Sollten Reisende der Bevölkerung, der Kultur, der Landschaft, die sie besuchen, etwas zurückgeben?
KK: Ich sehe nicht, dass das Reisen jemandem etwas wegnimmt. Im Gegenteil: Es bringt Geld und kulturellen Austausch. Der Tourismus bringt viele Vorteile für die lokale Bevölkerung wie Arbeitsplätze und wirtschaftliche Entwicklung.
LH: Reisende tragen eine individuelle Verantwortung: Sie sollten die lokale Gemeinschaft unterstützen und respektieren. Gleichzeitig braucht es gewisse Regeln. Nepal ist ein gutes Beispiel: Das Land profitiert zwar vom Bergtourismus, versinkt aber unter dem Plastikmüll. Das macht die Berge als Reiseziel weniger attraktiv – zum Teil, weil es an Regulierung fehlt.
Stichwort Regulierung und Umweltschutz: Sollten wir ein jährliches CO2-Budget für Reisen festlegen?
KK: Das lässt sich kaum umsetzen. Als Konsument finde ich: Es geht niemanden etwas an, wie viel ich reise – und wie viel CO2 ich dabei ausstosse. Der Tourismus verursacht gerade mal acht Prozent der weltweiten CO2-Emissionen – zieht man Übernachtung, Verpflegung und Transport vor Ort ab, sind es vier Prozent. Das ist es mir wert, weil der positive Aspekt des Reisens weit überwiegt. Um CO2 zu reduzieren, sollten wir als Gesellschaft aber in Technologien investieren, die den Ausstoss senken oder binden. Anders lösen wir das nicht.
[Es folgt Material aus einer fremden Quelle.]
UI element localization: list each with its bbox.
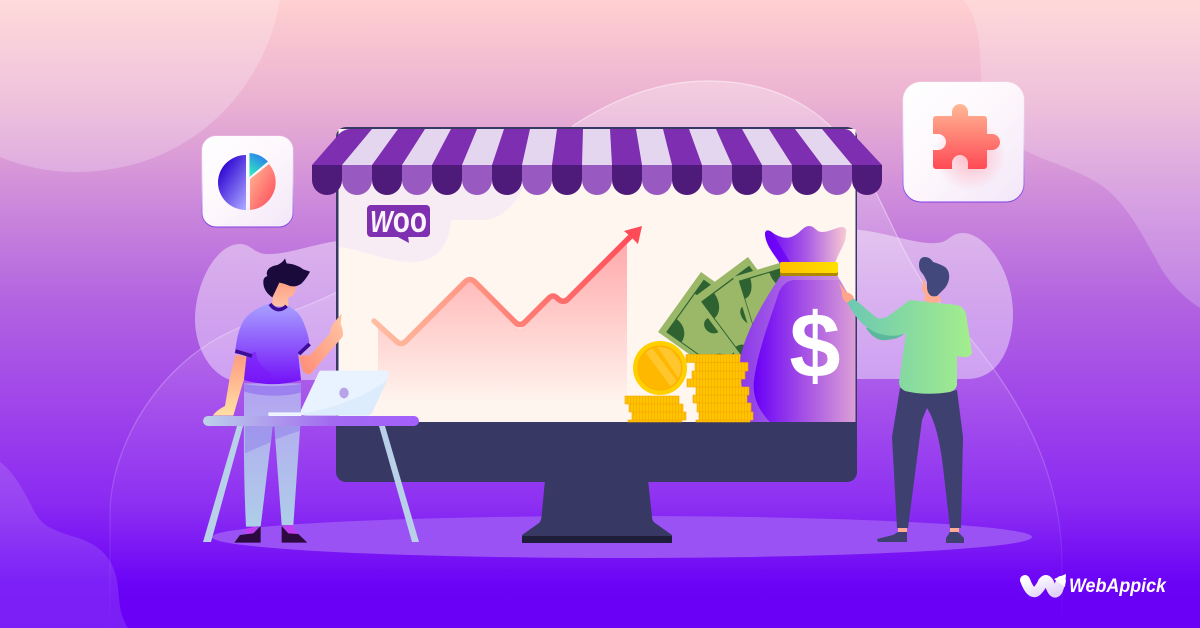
bag: neck <box>765 226 846 264</box>
chart: trend line <box>374 235 632 344</box>
monitor stand <box>522 480 672 543</box>
person 2: arm shadow <box>866 320 906 340</box>
person 2: shoes <box>877 532 964 543</box>
person 1: shoes <box>234 525 307 543</box>
monitor screen <box>338 129 856 422</box>
person: man pointing at screen <box>839 257 972 543</box>
person 2: ankles <box>898 528 959 533</box>
background shape: bottom left blob <box>0 462 128 628</box>
awning: scallops <box>312 165 882 195</box>
woo logo: Woo <box>370 199 427 240</box>
person 1: right arm <box>299 313 343 374</box>
big coin <box>633 341 687 395</box>
background shape: right blob <box>850 229 1013 379</box>
floor ellipse <box>212 516 1032 558</box>
person 1: shirt trim <box>235 304 310 356</box>
person 2: hair <box>919 257 949 296</box>
person 2: hand <box>839 283 854 303</box>
chart: area <box>378 244 627 422</box>
chart: arrow head <box>624 226 642 244</box>
money bills <box>643 241 820 394</box>
person 1: hair <box>263 258 310 297</box>
bag: neck fold <box>765 231 790 262</box>
pie: teal slice <box>250 153 268 177</box>
bag: gold band <box>780 262 838 276</box>
table: top <box>203 416 419 426</box>
table: legs <box>203 426 419 542</box>
background shape: left blob <box>195 240 345 380</box>
laptop <box>268 371 389 416</box>
person: presenter with laptop <box>213 258 343 543</box>
bag: dollar sign: $ <box>789 295 841 397</box>
person 2: neck <box>922 278 942 303</box>
table <box>203 416 419 542</box>
awning: stripes <box>312 129 882 165</box>
card: pie chart icon <box>202 136 293 227</box>
background shape: top right blob <box>963 0 1200 308</box>
awning <box>312 129 882 195</box>
logo: icon <box>1025 574 1066 593</box>
money bag <box>740 226 856 422</box>
person 1: pants <box>244 383 301 527</box>
person 1: left arm <box>213 355 252 416</box>
pie: blue half <box>218 155 246 210</box>
person 1: shirt <box>235 303 309 384</box>
line chart <box>374 226 642 422</box>
card: puzzle icon <box>903 82 1024 202</box>
person 2: pants <box>892 388 963 528</box>
background shape: top left circle <box>0 0 280 172</box>
person 1: neck and face <box>272 282 296 309</box>
pie: red slice <box>250 164 276 210</box>
logo: wordmark: WebAppick <box>1069 576 1167 597</box>
person 1: shirt folds <box>244 352 273 378</box>
coin stack: right <box>686 354 753 422</box>
background shape: large hill <box>110 81 1062 628</box>
bag: inner shade <box>754 280 856 422</box>
bag: body <box>740 275 856 422</box>
coin stack: left <box>625 396 686 422</box>
webappick logo <box>1025 574 1167 597</box>
person 2: sweater <box>847 298 972 394</box>
monitor body <box>336 127 857 482</box>
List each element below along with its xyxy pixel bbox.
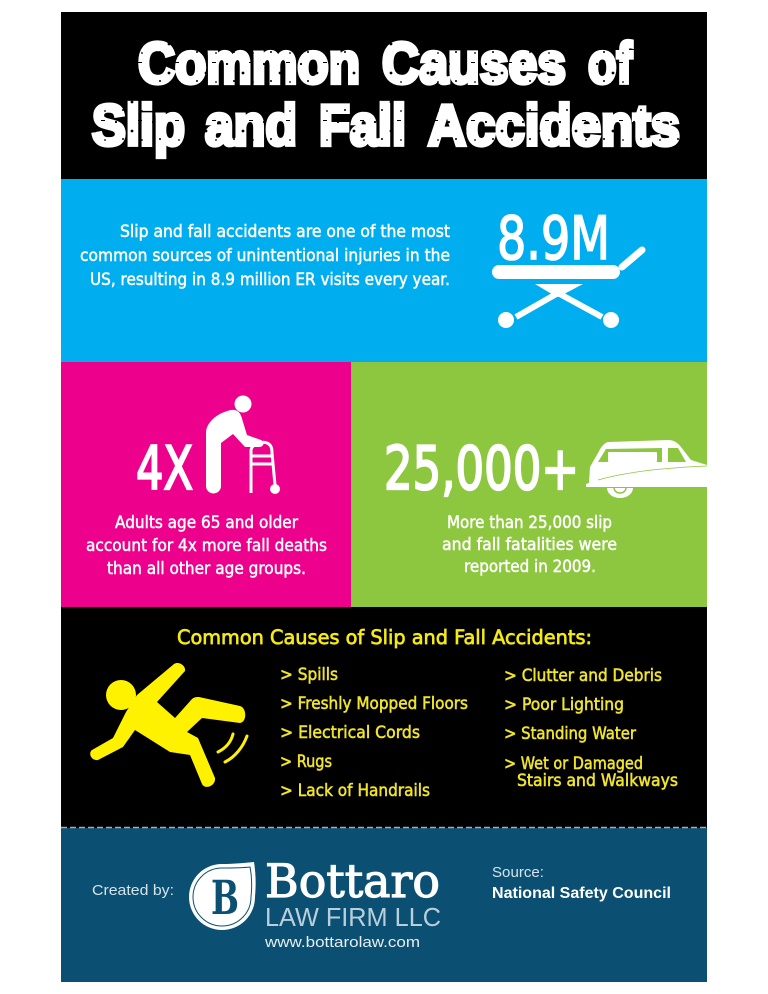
source credit: [492, 865, 671, 902]
title: Fall: [319, 94, 406, 158]
causes list: right column: > Wet or Damaged: [504, 754, 643, 774]
fatalities text: More than 25,000 slip: [447, 513, 612, 532]
older adults text: [86, 513, 327, 578]
causes list: right column: > Clutter and Debris: [504, 666, 662, 686]
panel: footer: [61, 828, 707, 982]
panel: title: [61, 12, 707, 179]
icon: hearse: [586, 440, 707, 498]
panel: older adults: [61, 362, 351, 607]
older adults text: account for 4x more fall deaths: [86, 536, 327, 555]
panel: common causes: [61, 607, 707, 828]
causes list: left column: > Spills: [280, 665, 338, 685]
title: of: [588, 32, 633, 96]
intro text: common sources of unintentional injuries in the: [80, 246, 450, 265]
created by label: Created by:: [92, 882, 174, 899]
icon: falling person: [90, 663, 247, 787]
causes list: right column: > Standing Water: [504, 724, 636, 744]
causes list: left column: > Freshly Mopped Floors: [280, 694, 468, 714]
logo: firm name: www.bottarolaw.com: [264, 935, 420, 951]
title: Common: [138, 32, 360, 96]
causes heading: Common Causes of Slip and Fall Accidents:: [177, 626, 592, 649]
panel: 8.9 million ER visits: [61, 179, 707, 362]
logo: Bottaro shield: [189, 862, 256, 930]
logo: firm name: [264, 854, 441, 951]
causes list: left column: > Electrical Cords: [280, 723, 420, 743]
causes list: right column: > Poor Lighting: [504, 695, 624, 715]
older adults text: than all other age groups.: [107, 559, 306, 578]
title: Accidents: [428, 94, 680, 158]
causes list: right column: [504, 666, 678, 791]
title: and: [205, 94, 297, 158]
stat: 8.9M: 8.9M: [497, 204, 610, 274]
intro text: US, resulting in 8.9 million ER visits every year.: [90, 270, 450, 289]
fatalities text: reported in 2009.: [464, 557, 596, 576]
causes list: left column: > Rugs: [280, 752, 332, 772]
icon: person with walker: [206, 396, 280, 494]
fatalities text: [442, 513, 617, 576]
intro text: [80, 222, 451, 289]
causes list: left column: > Lack of Handrails: [280, 781, 430, 801]
logo: firm name: Bottaro: [265, 854, 440, 908]
older adults text: Adults age 65 and older: [115, 513, 298, 532]
causes list: right column: Stairs and Walkways: [517, 771, 678, 791]
stat: 25,000+: 25,000+: [384, 434, 579, 504]
logo: Bottaro shield: B: [211, 871, 239, 926]
title: Slip: [92, 94, 185, 158]
source credit: Source:: [492, 865, 544, 881]
icon: stretcher: [492, 250, 642, 328]
source credit: National Safety Council: [492, 885, 671, 902]
title: Causes: [382, 32, 566, 96]
stat: 4X: 4X: [136, 434, 193, 504]
title: [85, 32, 685, 158]
fatalities text: and fall fatalities were: [442, 535, 617, 554]
logo: firm name: LAW FIRM LLC: [265, 902, 441, 932]
panel: fatalities: [351, 362, 707, 607]
causes list: left column: [280, 665, 468, 801]
intro text: Slip and fall accidents are one of the most: [120, 222, 451, 241]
LH: Die Vorstellung, dass Technik alle Probleme lösen kann, halte ich für fatal. Natürlich brauchen wir Technik, aber eben auch Regulierungen. Technik darf nicht über Ethik stehen. In Kenia zum Beispiel sind Plastiksäcke verboten und dieses Verbot wird konsequent durchgesetzt. Man findet dort schlicht keine mehr. Für Reisende ist das zunächst irritierend. Aber genau das ist der Punkt – wie schon beim Beispiel der eisgekühlten Coca-Cola: Die Freiheit, überall alles haben zu wollen, ist unmoralisch. Es gibt kein Recht darauf, jeden Komfort überall auf die gleiche Weise zu haben.
Plastiksackverbot in Kenia
- Seit 2017 gilt in Kenia das weltweit strengste Verbot von Einweg-Plastiksäcken.
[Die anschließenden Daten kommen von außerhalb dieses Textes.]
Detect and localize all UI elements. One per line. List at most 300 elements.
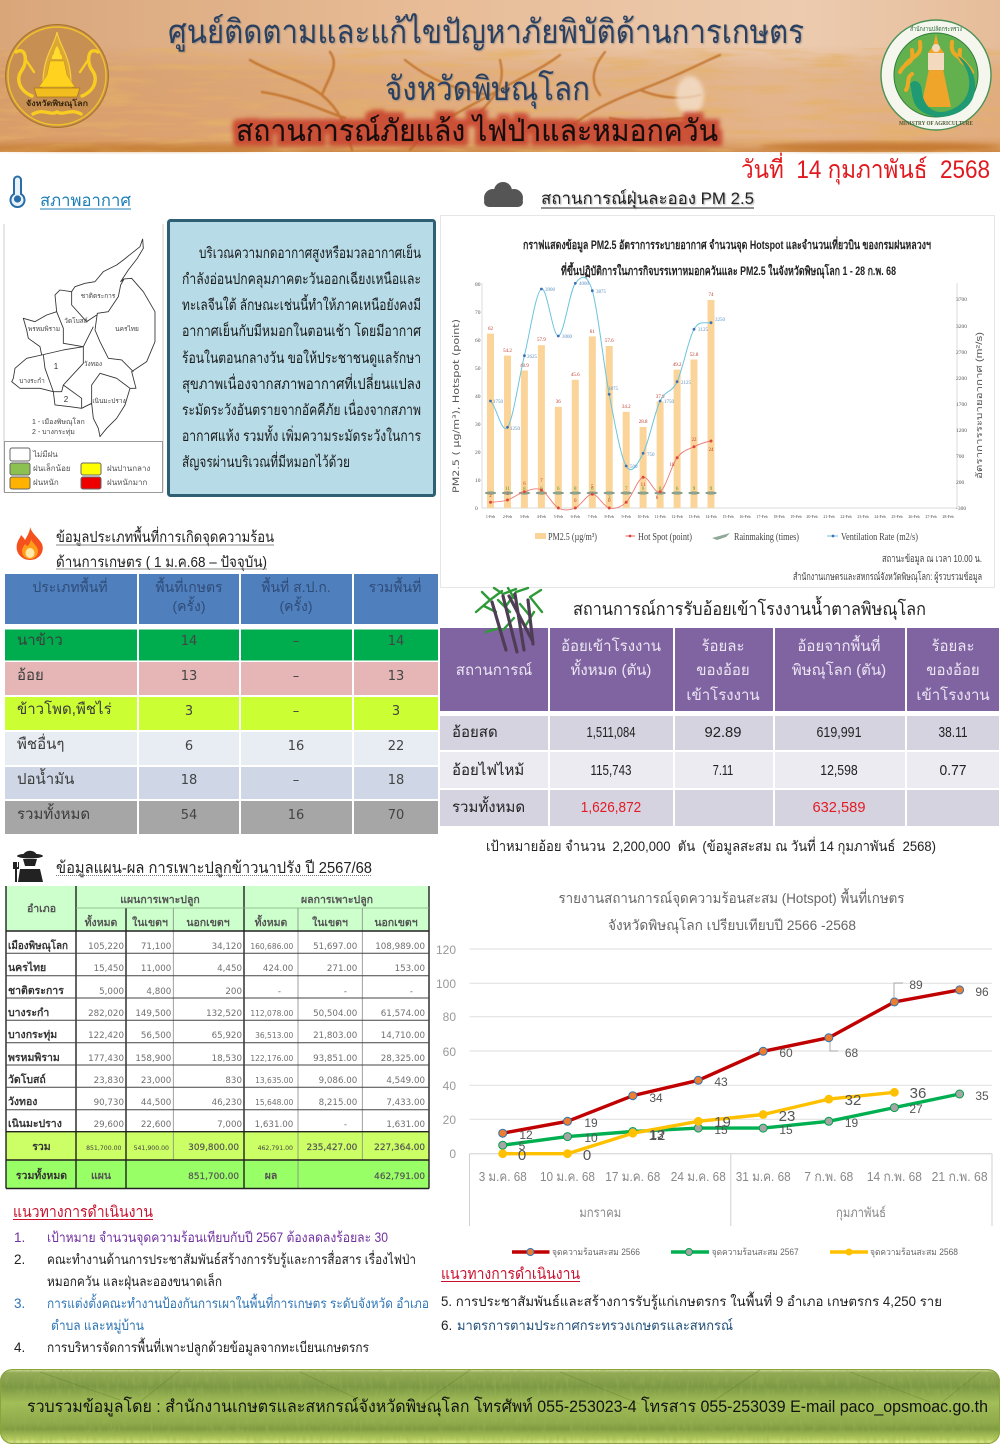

- Bei der Einreise werden Plastiksäcke beschlagnahmt.
- Es drohen Geldbussen von bis zu 40’000 US-Dollar oder Haftstrafen von bis zu vier Jahren.
«Ich halte die Luxushotellerie für das Sozialste, was es gibt.»
Korbinian Kohler
Wer profitiert am meisten vom heutigen Tourismus, die Menschen oder das Kapital?
KK: Die Menschen. Gerade in meiner Branche, der Luxushotellerie. Unsere Gäste erhalten sehr hohe Leistungen – und dafür braucht es sehr viele Mitarbeitende. Das ist eine gigantische Umverteilungsmaschine von oben nach unten: Die Gäste zahlen viel für Dienstleistungen, und dieses Geld wird auf viele Menschen in der Organisation verteilt. Wenn das dann – wie bei uns – noch ökologisch vernünftig geschieht, halte ich die Luxushotellerie für das Sozialste, was es gibt.
LH: So einfach ist das für mich nicht. In Ländern wie Tansania wollen alle Reisenden in einen Naturschutzpark, wo die Tiere geschützt sind. Gleichzeitig sind dort Safaris und Trophäenjagden erlaubt, die viel Geld bringen. Doch die seit Jahrtausenden ansässigen Stämme dürfen dort nicht mehr jagen – und nicht mehr leben! Weil der Tourismus mehr Geld bringt. Hier profitiert also das Kapital.
Wie verbessern wir unser Reiseverhalten?
LH: Es gibt die Freiheit zu reisen, aber auch die Pflicht, es nicht zum Schaden anderer zu tun. Das heisst: bewusst reisen, sich mit den lokalen Gegebenheiten auseinandersetzen und darin investieren.
KK: Indem man reist! Und zwar so viel wie möglich. Reisen ist in der Summe etwas Positives für alle.